Debate Over Delivery App Fees Heats Up as Baemin Sale Looms

by JUNG YEON WOO Posted : June 11, 2026, 16:42Updated : June 11, 2026, 16:42
Delivery Riders from Baemin
Delivery Riders from Baemin [Photo=Yonhap News]

As the June 3 local elections conclude, discussions surrounding the regulation of delivery platform fees are reigniting. The push from small business owners for legal caps on fees is intensifying, coinciding with the upcoming announcement of the Fair Trade Commission's sanctions and the impending sale of Baemin, valued at over 8 trillion won, which is just a month away.
On June 11, industry sources reported that the Democratic Party's Euljiro Committee, delivery app companies, and small business associations are discussing the resumption of social dialogue regarding delivery platforms, which had been effectively stalled. Although they convened in April for a cooperative meeting, internal disagreements among the participating organizations and the election period have left discussions in limbo for over a month.
In the meantime, delivery platform associations are actively campaigning for a national petition in the National Assembly to legislate a cap on delivery app fees. They are accelerating efforts to shape public opinion on this issue.
Market observers are closely watching the Fair Trade Commission's ongoing review of agreements involving Baemin and Coupang Eats. The Commission is currently conducting a detailed examination of potential violations of fair trade laws by these delivery platforms, with a key point of interest being whether the self-correction measures proposed by the companies will include significant fee reductions that small business owners can feel.
The outcome of the Fair Trade Commission's review and the level of legislative regulation are expected to significantly impact the future landscape of the domestic delivery platform market, especially in light of the major merger and acquisition (M&A) activity anticipated.

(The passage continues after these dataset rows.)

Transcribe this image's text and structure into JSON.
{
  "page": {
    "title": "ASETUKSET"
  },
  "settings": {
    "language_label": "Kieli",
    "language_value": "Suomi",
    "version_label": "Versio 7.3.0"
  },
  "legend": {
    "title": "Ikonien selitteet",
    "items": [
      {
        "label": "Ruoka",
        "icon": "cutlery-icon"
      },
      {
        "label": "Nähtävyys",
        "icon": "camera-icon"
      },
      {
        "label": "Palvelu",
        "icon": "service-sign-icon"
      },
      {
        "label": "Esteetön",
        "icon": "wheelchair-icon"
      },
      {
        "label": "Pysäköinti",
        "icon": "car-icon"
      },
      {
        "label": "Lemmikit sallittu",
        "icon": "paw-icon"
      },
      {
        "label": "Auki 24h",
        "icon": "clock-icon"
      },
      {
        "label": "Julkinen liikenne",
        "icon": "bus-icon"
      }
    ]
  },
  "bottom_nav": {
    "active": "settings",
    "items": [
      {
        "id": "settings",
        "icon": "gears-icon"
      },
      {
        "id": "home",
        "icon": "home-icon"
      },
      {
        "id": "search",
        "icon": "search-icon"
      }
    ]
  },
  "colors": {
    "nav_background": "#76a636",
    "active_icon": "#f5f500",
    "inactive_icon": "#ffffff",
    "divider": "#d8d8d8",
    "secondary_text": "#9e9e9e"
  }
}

The issue of delivery app fees is a campaign promise made by President Lee Jae-myung and the Democratic Party, raising the possibility of legislation if self-regulation is deemed insufficient.
Delivery Hero (DH), the parent company of Woowa Brothers, which operates Baemin, is in the process of selling its stake, with the main bidding scheduled for July 21. Reports indicate that DH is seeking a sale price of approximately 8 trillion won.
Market reactions are cautious. To justify the 8 trillion won valuation, a sustainable revenue model must be assured, as the results of the government's review and the National Assembly's moves toward fee regulation pose judicial and policy risks that could diminish Baemin's future revenue value.
An industry insider stated, "As the main bidding approaches in July, the most sensitive point of focus is the government's regulatory threshold for platform fees. The results of the Fair Trade Commission's review and the legislative pace in the National Assembly could affect Baemin's valuation, making the forthcoming social dialogue on platforms a crucial compass for the success of the sale."



* This article has been translated by AI.